Jobs.ie Hacked - Anyone Else?

March 31st, 2008 by James

Resume TheftSilicon Republic reports that last Thursday, the Irish job board Jobs.ie was hacked, resulting in the illegal theft of a number of resumes. It has become increasingly common for job boards to find themselves targeted by hackers due to the wealth of personal information and contact details, combined with below par security on many of these sites.

“The fact that this information was illegally gathered increases the possibility of it being illegally used. This would include seeking personal loans and credit cards, identity theft, seeking false ID such as a driving licence or birth certificate, and identity cloning.”

Jobs.ie were quick to contact affected users and inform them of the security breach and outlined how to avoid becoming a victim of phishing or email scams that might follow as a result. BH Consulting commends Jobs.ie on their quick response and acknowledgement of the issue in a country where there are mandatory breach disclosure law.

On an international scale, Jobs.ie is a small site. What about the thousands of other job boards out there that don’t have this level of concern for their users? What about the biggest of all - Monster.com? How often does a leak ten times as large as the Jobs.ie breach go undisclosed?

Glandore Systems is working on a solution to eliminate the risk to job-seekers who distribute their resumes online. Anyone who has been affected by a security breach on a job board, or who wants to find out more about how to protect their personal information and guard against identity theft, contact us to learn more.

9 Responses to “Jobs.ie Hacked - Anyone Else?”

  1. paul

    James, I would be interested to hear what you do. Currently we run jobberbase on http://www.jobsinireland.org , which sends the CVs direct to the employers. It’s a simple approach, but it works !
    paul

  2. Ivan | JobsBlog.ie

    And they aer not the first and teh only one…

    Ivan | http://www.JobsBlog.ie

  3. James

    Ivan - wow, that Irishgradjobs.ie security flaw looks very bad - all of the resumes open in a publicly accessible folder. You are dead right in the post on your blog - there are so many job boards springing up over the past two years, far too many of them cut corners on the application development and pay little attention to security. Even medium sized job boards often do not have software developers on staff who can identify and patch security flaws when they do happen.

    Paul - you send the CVs direct to the employer, do you store a copy online? If not, then you have saved yourself a lot of potential headache - as they say, the only 100% secure database is the one that doesn’t exist :)

  4. paul

    James : Technically the CVs are uploaded, and then deleted. The upload folder is protected by .htaccess in case anyone looks at it at the right/wrong time and tries to download the CV.

  5. James

    Paul, that’s what I mean. There are other ways of getting to the data than accessing an open directory, and the easiest way is the Monster way - by hijacking an employer’s account. By giving full search functionality to all employers, all it takes is for someone to break into an account (there are lots of ways - a brute force attack, social engineering, session hijacking, SQL injection, etc.) and they can use a bot to automatically download thousands of CVs in seconds.

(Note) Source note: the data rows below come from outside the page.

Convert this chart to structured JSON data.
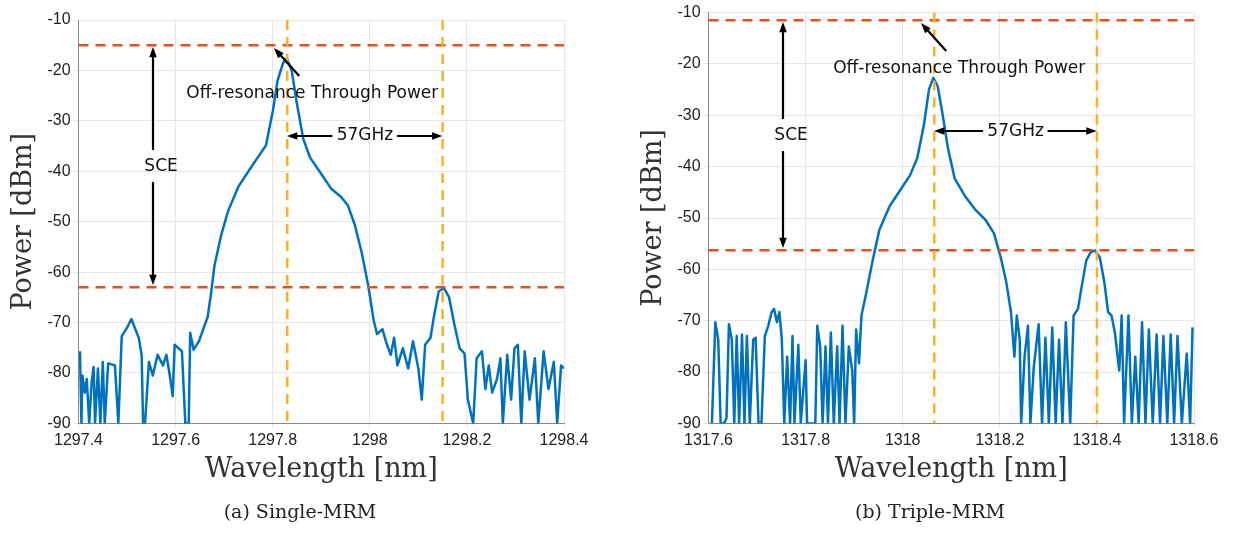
{
  "chart_data": [
    {
      "type": "line",
      "xlabel": "Wavelength [nm]",
      "ylabel": "Power [dBm]",
      "xlim": [
        1297.4,
        1298.4
      ],
      "xticks": [
        1297.4,
        1297.6,
        1297.8,
        1298,
        1298.2,
        1298.4
      ],
      "ylim": [
        -90,
        -10
      ],
      "yticks": [
        -90,
        -80,
        -70,
        -60,
        -50,
        -40,
        -30,
        -20,
        -10
      ],
      "grid": true,
      "legend": false,
      "marker": "none",
      "series": [
        {
          "color": "#0072bd",
          "x": [
            1297.403,
            1297.406,
            1297.408,
            1297.413,
            1297.417,
            1297.422,
            1297.427,
            1297.431,
            1297.434,
            1297.44,
            1297.445,
            1297.45,
            1297.454,
            1297.461,
            1297.475,
            1297.482,
            1297.489,
            1297.5,
            1297.509,
            1297.517,
            1297.524,
            1297.53,
            1297.533,
            1297.537,
            1297.545,
            1297.553,
            1297.563,
            1297.574,
            1297.581,
            1297.588,
            1297.594,
            1297.598,
            1297.606,
            1297.613,
            1297.62,
            1297.627,
            1297.63,
            1297.637,
            1297.648,
            1297.658,
            1297.666,
            1297.673,
            1297.68,
            1297.694,
            1297.708,
            1297.729,
            1297.75,
            1297.771,
            1297.786,
            1297.8,
            1297.81,
            1297.821,
            1297.829,
            1297.839,
            1297.849,
            1297.863,
            1297.877,
            1297.899,
            1297.92,
            1297.941,
            1297.955,
            1297.969,
            1297.983,
            1297.997,
            1298.008,
            1298.015,
            1298.026,
            1298.033,
            1298.043,
            1298.05,
            1298.057,
            1298.068,
            1298.079,
            1298.089,
            1298.1,
            1298.107,
            1298.114,
            1298.125,
            1298.133,
            1298.142,
            1298.153,
            1298.163,
            1298.174,
            1298.185,
            1298.195,
            1298.202,
            1298.213,
            1298.22,
            1298.231,
            1298.238,
            1298.245,
            1298.252,
            1298.262,
            1298.269,
            1298.274,
            1298.283,
            1298.291,
            1298.298,
            1298.305,
            1298.312,
            1298.319,
            1298.329,
            1298.34,
            1298.347,
            1298.358,
            1298.368,
            1298.379,
            1298.386,
            1298.394,
            1298.4
          ],
          "values": [
            -75.7,
            -90,
            -80.5,
            -83.9,
            -81.2,
            -90,
            -81.9,
            -78.8,
            -90,
            -79.1,
            -90,
            -77.8,
            -90,
            -78.1,
            -78.5,
            -90,
            -72.7,
            -71.0,
            -69.3,
            -71.3,
            -73.0,
            -76.4,
            -90,
            -90,
            -77.8,
            -80.5,
            -76.4,
            -78.5,
            -76.4,
            -80.5,
            -84.6,
            -74.4,
            -75.1,
            -75.7,
            -90,
            -90,
            -72.0,
            -75.4,
            -73.7,
            -71.0,
            -68.9,
            -64.2,
            -58.7,
            -52.6,
            -47.9,
            -43.1,
            -40.0,
            -37.0,
            -34.9,
            -28.2,
            -22.0,
            -18.6,
            -17.6,
            -20.0,
            -26.1,
            -33.6,
            -37.3,
            -40.4,
            -43.4,
            -45.1,
            -46.8,
            -50.6,
            -56.0,
            -62.8,
            -69.6,
            -72.3,
            -71.3,
            -73.7,
            -76.4,
            -73.0,
            -78.5,
            -75.1,
            -79.1,
            -73.7,
            -79.1,
            -85.3,
            -74.4,
            -73.0,
            -68.3,
            -63.8,
            -63.2,
            -64.9,
            -70.3,
            -75.1,
            -76.1,
            -85.3,
            -90,
            -77.1,
            -75.7,
            -83.2,
            -78.5,
            -83.9,
            -81.2,
            -77.1,
            -90,
            -76.4,
            -85.3,
            -75.1,
            -74.4,
            -90,
            -75.7,
            -85.3,
            -77.1,
            -90,
            -75.7,
            -83.2,
            -77.8,
            -90,
            -78.5,
            -79.1
          ]
        }
      ],
      "ref_lines": [
        {
          "axis": "y",
          "value": -15,
          "color": "#e0531c",
          "line_style": "dashed"
        },
        {
          "axis": "y",
          "value": -63,
          "color": "#e0531c",
          "line_style": "dashed"
        },
        {
          "axis": "x",
          "value": 1297.83,
          "color": "#f5b324",
          "line_style": "dashed"
        },
        {
          "axis": "x",
          "value": 1298.15,
          "color": "#f5b324",
          "line_style": "dashed"
        }
      ],
      "annotations": [
        "Off-resonance Through Power",
        {
          "text": "57GHz",
          "x": 1297.83,
          "y": -33
        },
        "SCE",
        "(a) Single-MRM"
      ]
    },
    {
      "type": "line",
      "xlabel": "Wavelength [nm]",
      "ylabel": "Power [dBm]",
      "xlim": [
        1317.6,
        1318.6
      ],
      "xticks": [
        1317.6,
        1317.8,
        1318,
        1318.2,
        1318.4,
        1318.6
      ],
      "ylim": [
        -90,
        -10
      ],
      "yticks": [
        -90,
        -80,
        -70,
        -60,
        -50,
        -40,
        -30,
        -20,
        -10
      ],
      "grid": true,
      "legend": false,
      "marker": "none",
      "series": [
        {
          "color": "#0072bd",
          "x": [
            1317.607,
            1317.614,
            1317.62,
            1317.625,
            1317.632,
            1317.637,
            1317.642,
            1317.648,
            1317.653,
            1317.658,
            1317.663,
            1317.669,
            1317.674,
            1317.679,
            1317.685,
            1317.692,
            1317.697,
            1317.703,
            1317.709,
            1317.716,
            1317.723,
            1317.73,
            1317.735,
            1317.741,
            1317.746,
            1317.751,
            1317.756,
            1317.762,
            1317.768,
            1317.773,
            1317.777,
            1317.785,
            1317.79,
            1317.8,
            1317.803,
            1317.82,
            1317.824,
            1317.83,
            1317.835,
            1317.841,
            1317.846,
            1317.852,
            1317.858,
            1317.865,
            1317.87,
            1317.876,
            1317.882,
            1317.889,
            1317.896,
            1317.9,
            1317.904,
            1317.91,
            1317.915,
            1317.924,
            1317.938,
            1317.952,
            1317.973,
            1317.994,
            1318.015,
            1318.03,
            1318.044,
            1318.054,
            1318.063,
            1318.072,
            1318.082,
            1318.093,
            1318.107,
            1318.128,
            1318.149,
            1318.17,
            1318.188,
            1318.202,
            1318.213,
            1318.223,
            1318.23,
            1318.235,
            1318.241,
            1318.244,
            1318.251,
            1318.258,
            1318.263,
            1318.27,
            1318.28,
            1318.287,
            1318.294,
            1318.301,
            1318.308,
            1318.315,
            1318.322,
            1318.329,
            1318.336,
            1318.345,
            1318.352,
            1318.361,
            1318.368,
            1318.378,
            1318.387,
            1318.396,
            1318.406,
            1318.415,
            1318.423,
            1318.43,
            1318.437,
            1318.446,
            1318.451,
            1318.456,
            1318.465,
            1318.472,
            1318.479,
            1318.486,
            1318.493,
            1318.5,
            1318.507,
            1318.515,
            1318.523,
            1318.53,
            1318.537,
            1318.545,
            1318.552,
            1318.559,
            1318.566,
            1318.575,
            1318.585,
            1318.592,
            1318.597
          ],
          "values": [
            -90,
            -70.3,
            -73.7,
            -90,
            -90,
            -89,
            -70.7,
            -73.7,
            -90,
            -73,
            -90,
            -72.7,
            -90,
            -73,
            -90,
            -73.7,
            -73.3,
            -90,
            -90,
            -73,
            -71,
            -68.3,
            -67.7,
            -70.3,
            -68.3,
            -73.7,
            -90,
            -77,
            -90,
            -73,
            -90,
            -74.7,
            -90,
            -77.7,
            -90,
            -90,
            -71,
            -75,
            -90,
            -75,
            -90,
            -72.3,
            -90,
            -75,
            -90,
            -71,
            -90,
            -75,
            -79.7,
            -90,
            -71.7,
            -78.3,
            -69,
            -65,
            -58.3,
            -52.3,
            -47.7,
            -44.7,
            -41.7,
            -38.3,
            -31.7,
            -25,
            -22.7,
            -24.3,
            -29.7,
            -36.3,
            -42.3,
            -45.7,
            -48.3,
            -50.3,
            -53,
            -57.7,
            -62.3,
            -68.3,
            -77,
            -69,
            -73.7,
            -90,
            -77,
            -71,
            -90,
            -79,
            -70.7,
            -90,
            -73.3,
            -90,
            -71.3,
            -90,
            -73.7,
            -90,
            -70.3,
            -90,
            -69,
            -67.7,
            -63.7,
            -58.3,
            -56.7,
            -56.3,
            -57.7,
            -62.3,
            -68.3,
            -69,
            -72.3,
            -79.7,
            -69,
            -90,
            -69,
            -90,
            -77,
            -90,
            -70.3,
            -90,
            -71.7,
            -90,
            -72.7,
            -90,
            -73,
            -90,
            -72.7,
            -90,
            -73,
            -90,
            -76.4,
            -90,
            -71.3
          ]
        }
      ],
      "ref_lines": [
        {
          "axis": "y",
          "value": -11.5,
          "color": "#e0531c",
          "line_style": "dashed"
        },
        {
          "axis": "y",
          "value": -56.3,
          "color": "#e0531c",
          "line_style": "dashed"
        },
        {
          "axis": "x",
          "value": 1318.065,
          "color": "#f5b324",
          "line_style": "dashed"
        },
        {
          "axis": "x",
          "value": 1318.4,
          "color": "#f5b324",
          "line_style": "dashed"
        }
      ],
      "annotations": [
        "Off-resonance Through Power",
        {
          "text": "57GHz",
          "x": 1318.065,
          "y": -33.1
        },
        "SCE",
        "(b) Triple-MRM"
      ]
    }
  ]
}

    I don’t know how many of the major job boards are protecting against this yet. One mode of protection would be to limit the number of CVs that any one account could download in a minute to protect against scripts. Breaches of this nature happen every day but are rarely disclosed, let alone making it to the newspaper.

  6. paul

    I think it is also possible to move the upload directory to a non-web-accessible folder, that might be a better idea.

    But you are right, these people will go to any lengths to try and break into information rich databases. Having emails/phone numbers/backgrounds of people and addresses is a good start at the whole identity theft idea.

    I’m guessing that Jobs.ie did have some way of detecting the break in, maybe it was a counter for checking how many CVs were being downloaded. On Boards.ie someone mentions that up to 60k CVs could have been compromised.

    paul

  7. Glandore Systems Blog » Blog Archive » Resume theft? Tell Us Your Story.

    […] Contact « Jobs.ie Hacked - Anyone Else? […]

  8. Ivan | JobsBlog.ie

    Well when you get someone from a far away country that you are not too sure what continent is it on, paying with the credit card of a resident in the US, usually a very young one, subscribing to your CV database online,… as a manager of a job board, should act as a safe keeper of the users data, and should not think about the revenue that you can make quickly there.

    Monster had it, Jobs.ie had it, and LoadzaJobs.ie was offline the whole day yesterday!!!

    Just a bit too greedy….

    Ivan

  9. Alison Deegan

    I am one of the people who’s CV/resume was apparently illegally downloaded. I was horrified at this. I do not have a bebo, myspace facebook or any other social networking type site that puts your information on the internet. I just wanted a job. I also tried to delet my account but all I could do was delete my CV and change my account, very poor! I have to now put up a further secure warning in my bank, I got a call from a recruitment agency, perhaps that is who downloaded the CVs. Besides all my complaining, I would like to know what exaclty will happen with my details?and why my cv it was awful!!!!!.